As questões do lugar do ser humano dentro do cosmos, dos limites da racionalidade e do determinismo causal, e do escopo do livre arbítrio humano e da existência do que uma vez foi reconhecido como o funcionamento do destino, permanecem criticamente relevantes para nós hoje. Agora, como em outros períodos de nosso passado recente, os desafios de nosso momento histórico nos imprimem a necessidade de melhor reconhecer e trabalhar em harmonia com as forças maiores, tanto psicológicas quanto físicas, que moldam nossas vidas.
“Não sabemos nada sobre o homem”, Jung proclamou em uma entrevista perto do final desta vida, e é essa inconsciência da natureza humana, especialmente nossa capacidade de destruição e mal, que, acreditava ele, representa a maior ameaça à nossa existência – e talvez hoje até mesmo para o planeta.3 Não menos significativa é a necessidade de encontrar fontes de significado da vida individual e orientação para nossa direção futura, dado o crescente secularismo do mundo moderno, com a tão discutida ausência de mito e declínio na religião e na crença. Ao dar atenção ao simbolismo, à prática e à compreensão teórica da astrologia, Jung lutou com cada uma dessas questões. Os resultados de sua exploração da astrologia, registrados em vários lugares em suas Obras completas e em outros escritos menos formais, são apresentados neste volume.
A astrologia manteve o interesse de Jung durante a maior parte de sua vida, evidente já em 1911 na correspondência com Freud (“minhas noites são ocupadas em grande parte pela astrologia” 4) e suas muitas cartas sobre este tópico desde o final dos anos 1950. Os escritos de Jung nesta área também são de importância histórica, revelando o envolvimento de Jung com a astrologia como um elemento notável de um crescente interesse cultural na exploração irracional e psicológica no final do século XIX e início do século XX, um movimento do qual surgiu a própria psicologia profunda. Em um nível biográfico, o fascínio de Jung pela astrologia e por outros aspectos do ocultismo foi um fator que contribuiu para sua ruptura profissional e pessoal com Freud no início de 1913. O interesse de Jung por assuntos astrológicos continuaria nas décadas seguintes, especialmente evidente em seminários dados no final dos anos 1920 e 1930, e depois em cartas e escritos formais dos anos 1950, em conexão com a sincronicidade (o fenômeno da “coincidência significativa”), física moderna e reflexões sobre a relação mente-matéria. Embora não seja tratada em um volume dedicado das Obras Completas, a astrologia ocupou a atenção de Jung por um período de cinquenta anos enquanto ele ruminava sobre seu funcionamento e o aplicava para iluminar a psicologia individual e a evolução do simbolismo mítico dentro da civilização ocidental.
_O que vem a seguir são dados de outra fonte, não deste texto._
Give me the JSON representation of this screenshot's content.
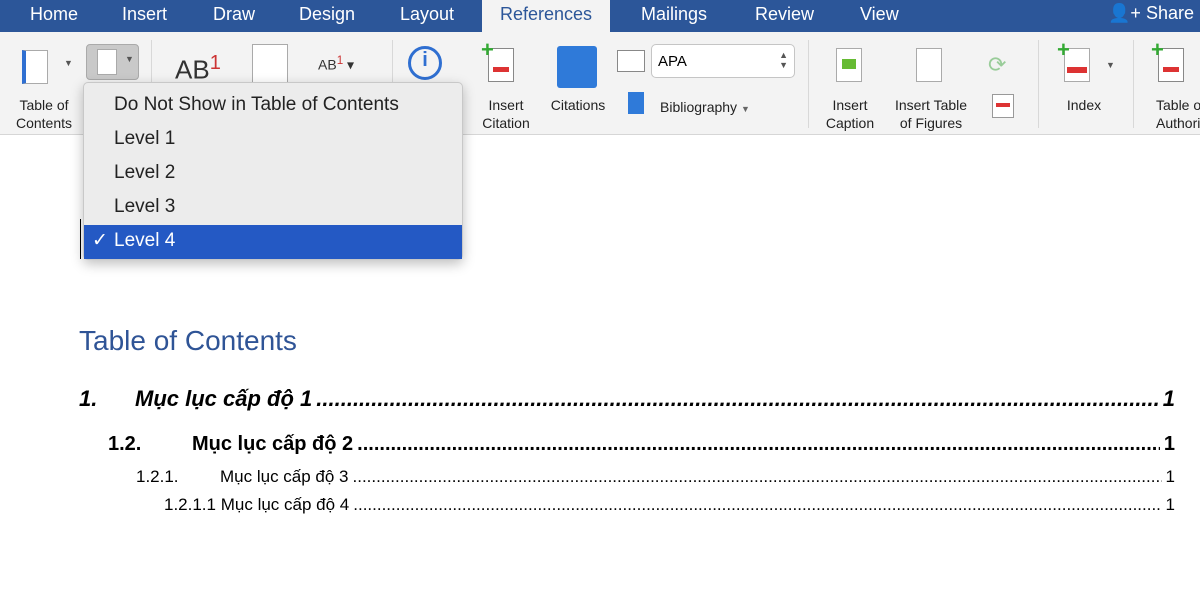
{
  "tabs": [
    "Home",
    "Insert",
    "Draw",
    "Design",
    "Layout",
    "References",
    "Mailings",
    "Review",
    "View"
  ],
  "active_tab": "References",
  "share_label": "Share",
  "ribbon": {
    "toc_label1": "Table of",
    "toc_label2": "Contents",
    "insert_citation1": "Insert",
    "insert_citation2": "Citation",
    "citations": "Citations",
    "style_value": "APA",
    "bibliography": "Bibliography",
    "insert_caption1": "Insert",
    "insert_caption2": "Caption",
    "insert_tof1": "Insert Table",
    "insert_tof2": "of Figures",
    "index": "Index",
    "toa1": "Table of",
    "toa2": "Authorities",
    "footnote_glyph": "AB",
    "footnote_sup": "1"
  },
  "menu": {
    "items": [
      "Do Not Show in Table of Contents",
      "Level 1",
      "Level 2",
      "Level 3",
      "Level 4"
    ],
    "selected": "Level 4",
    "check": "✓"
  },
  "document": {
    "heading": "Table of Contents",
    "entries": [
      {
        "num": "1.",
        "text": "Mục lục cấp độ 1",
        "page": "1"
      },
      {
        "num": "1.2.",
        "text": "Mục lục cấp độ 2",
        "page": "1"
      },
      {
        "num": "1.2.1.",
        "text": "Mục lục cấp độ 3",
        "page": "1"
      },
      {
        "num": "1.2.1.1",
        "text": "Mục lục cấp độ 4",
        "page": "1"
      }
    ]
  },
  "colors": {
    "tabbar": "#2c5699",
    "selection": "#2459c4",
    "heading": "#2f5496"
  }
}
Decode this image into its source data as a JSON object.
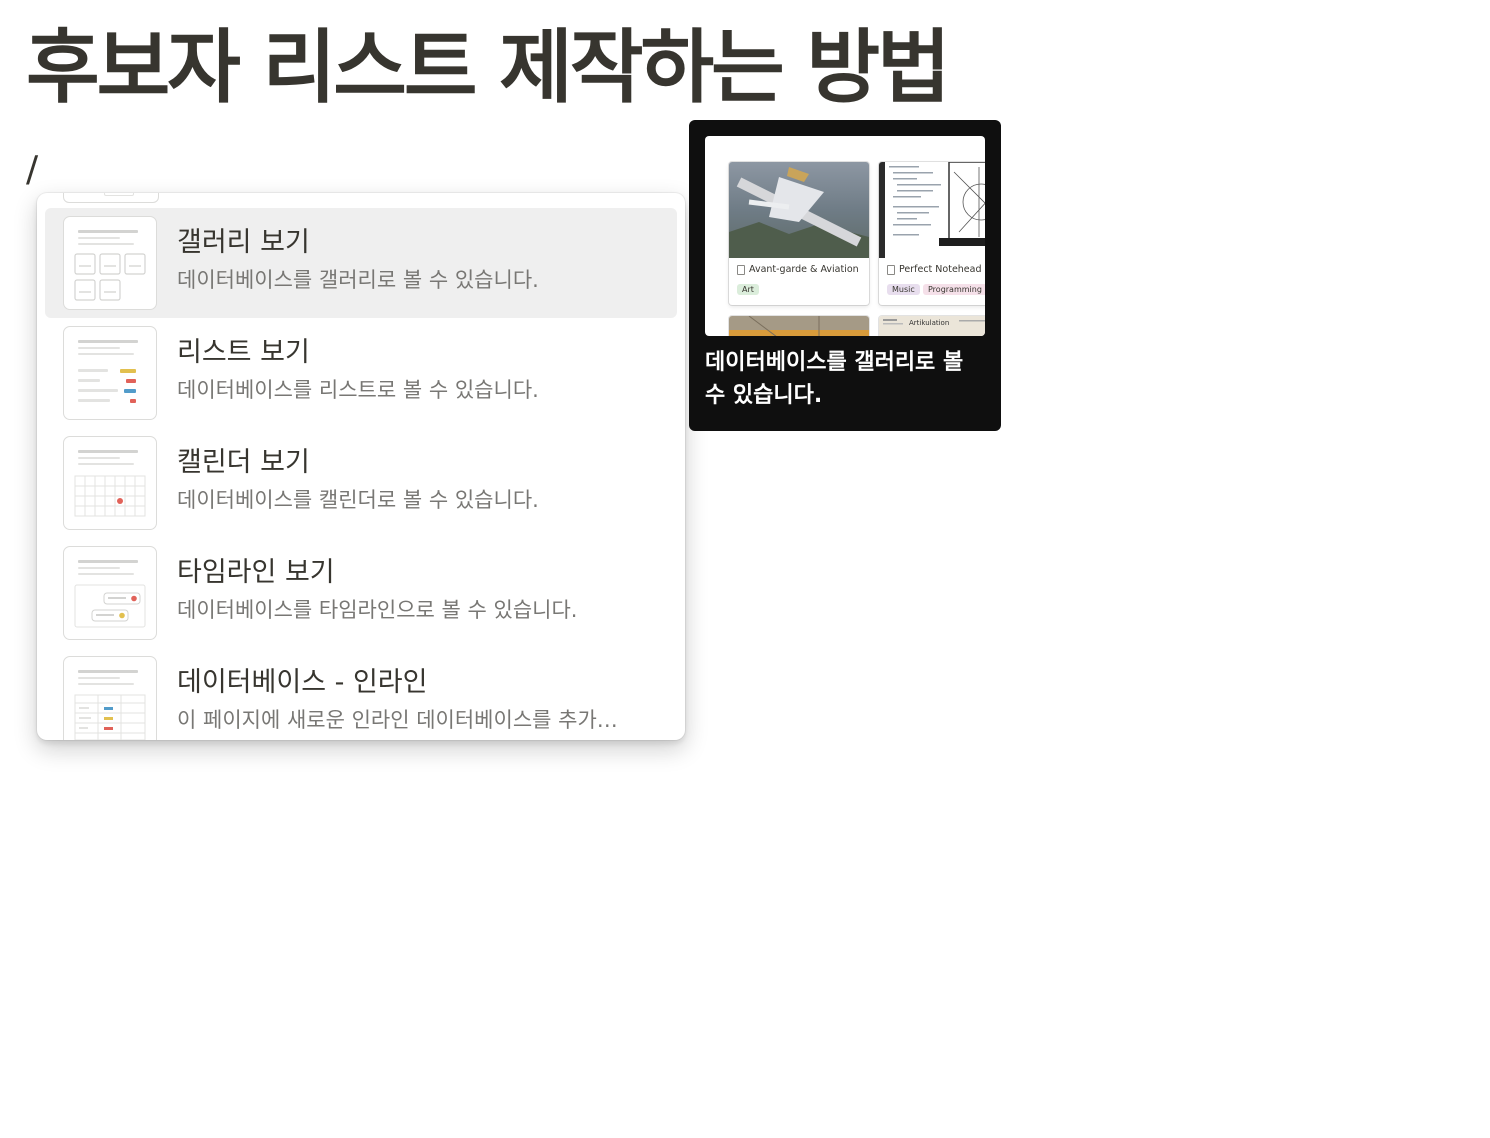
{
  "page": {
    "title": "후보자 리스트 제작하는 방법",
    "command_input": "/"
  },
  "menu": {
    "items": [
      {
        "title": "갤러리 보기",
        "description": "데이터베이스를 갤러리로 볼 수 있습니다.",
        "icon": "gallery-view-icon",
        "active": true
      },
      {
        "title": "리스트 보기",
        "description": "데이터베이스를 리스트로 볼 수 있습니다.",
        "icon": "list-view-icon",
        "active": false
      },
      {
        "title": "캘린더 보기",
        "description": "데이터베이스를 캘린더로 볼 수 있습니다.",
        "icon": "calendar-view-icon",
        "active": false
      },
      {
        "title": "타임라인 보기",
        "description": "데이터베이스를 타임라인으로 볼 수 있습니다.",
        "icon": "timeline-view-icon",
        "active": false
      },
      {
        "title": "데이터베이스 - 인라인",
        "description": "이 페이지에 새로운 인라인 데이터베이스를 추가…",
        "icon": "inline-database-icon",
        "active": false
      }
    ]
  },
  "preview": {
    "cards": [
      {
        "title": "Avant-garde & Aviation",
        "tags": [
          {
            "label": "Art",
            "color": "#dbeddb"
          }
        ]
      },
      {
        "title": "Perfect Notehead",
        "tags": [
          {
            "label": "Music",
            "color": "#e8deee"
          },
          {
            "label": "Programming",
            "color": "#f5e0e9"
          }
        ]
      }
    ],
    "bottom_card_text": "Artikulation",
    "description": "데이터베이스를 갤러리로 볼 수 있습니다."
  },
  "colors": {
    "text": "#37352f",
    "muted": "#787774",
    "hover": "#efefef",
    "tooltip_bg": "#0f0f0f",
    "red": "#e16259",
    "yellow": "#dfab01",
    "blue": "#529cca"
  }
}
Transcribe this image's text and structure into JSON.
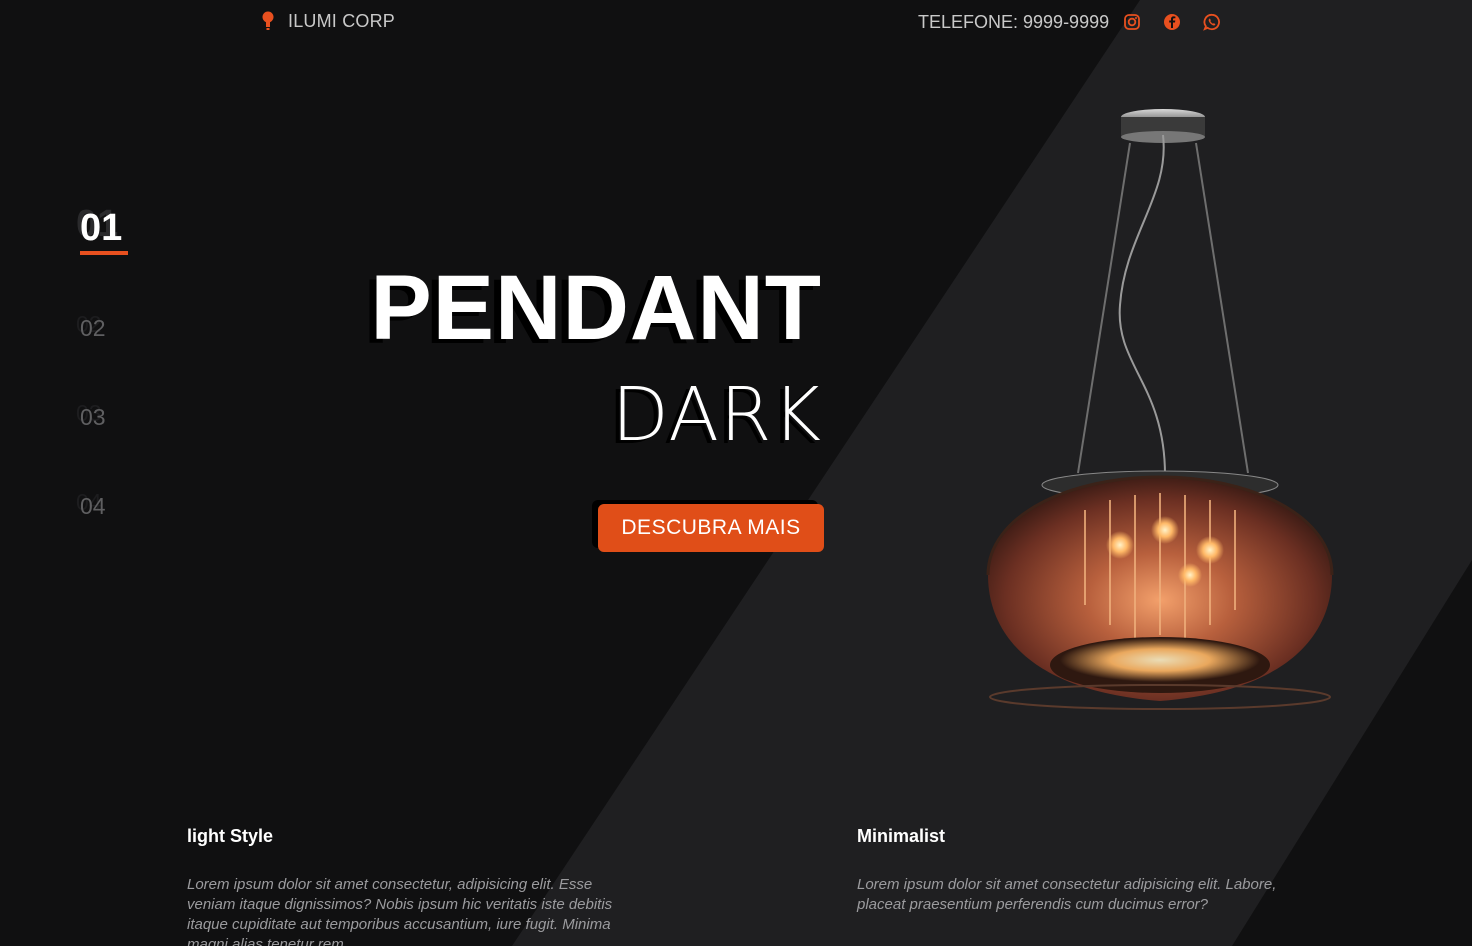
{
  "header": {
    "brand_name": "ILUMI CORP",
    "brand_icon": "lightbulb-icon",
    "phone_text": "TELEFONE: 9999-9999",
    "social": [
      {
        "name": "instagram-icon"
      },
      {
        "name": "facebook-icon"
      },
      {
        "name": "whatsapp-icon"
      }
    ]
  },
  "slides": {
    "items": [
      "01",
      "02",
      "03",
      "04"
    ],
    "active": "01"
  },
  "hero": {
    "title": "PENDANT",
    "subtitle": "DARK",
    "cta_label": "DESCUBRA MAIS"
  },
  "features": [
    {
      "title": "light Style",
      "text": "Lorem ipsum dolor sit amet consectetur, adipisicing elit. Esse veniam itaque dignissimos? Nobis ipsum hic veritatis iste debitis itaque cupiditate aut temporibus accusantium, iure fugit. Minima magni alias tenetur rem."
    },
    {
      "title": "Minimalist",
      "text": "Lorem ipsum dolor sit amet consectetur adipisicing elit. Labore, placeat praesentium perferendis cum ducimus error?"
    }
  ],
  "colors": {
    "background": "#101011",
    "accent": "#e04e18",
    "stripe": "#1f1f21"
  }
}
Tal é a interconexão entre a astrologia e as idéias Junguianas, que a compilação dos escritos de Jung sobre este tópico também constitui uma excursão a muitos, senão todos, os aspectos centrais de sua psicologia, abrangendo suas teorias de arquétipos e o inconsciente coletivo, individuação, sincronicidade, o Simbolismo do Self e da mandala, alquimia, mito, a evolução da imagem de Deus e muito mais. Talvez esse intervalo não seja tão surpreendente quando levamos em consideração a visão de Jung de que a astrologia representa “a soma de todo o conhecimento psicológico da antiguidade”. 6 pois pode-se argumentar que, em certos aspectos, a psicologia junguiana representa uma articulação moderna das preocupações dos sistemas e práticas simbólicas, omitidas da visão de mundo científico moderno – astrologia e alquimia – as principais entre elas. No fundo, tanto a astrologia quanto a psicologia junguiana podem ser vistas como engajadas na tarefa crítica de desenvolver um maior autoconhecimento, de trazer à consciência os fatores inconscientes subjacentes à nossa experiência de vida. Na opinião de Jung, a astrologia – seja lá o que for – é uma linguagem simbólica de arquétipos, os princípios e padrões formativos nas profundezas da mente inconsciente.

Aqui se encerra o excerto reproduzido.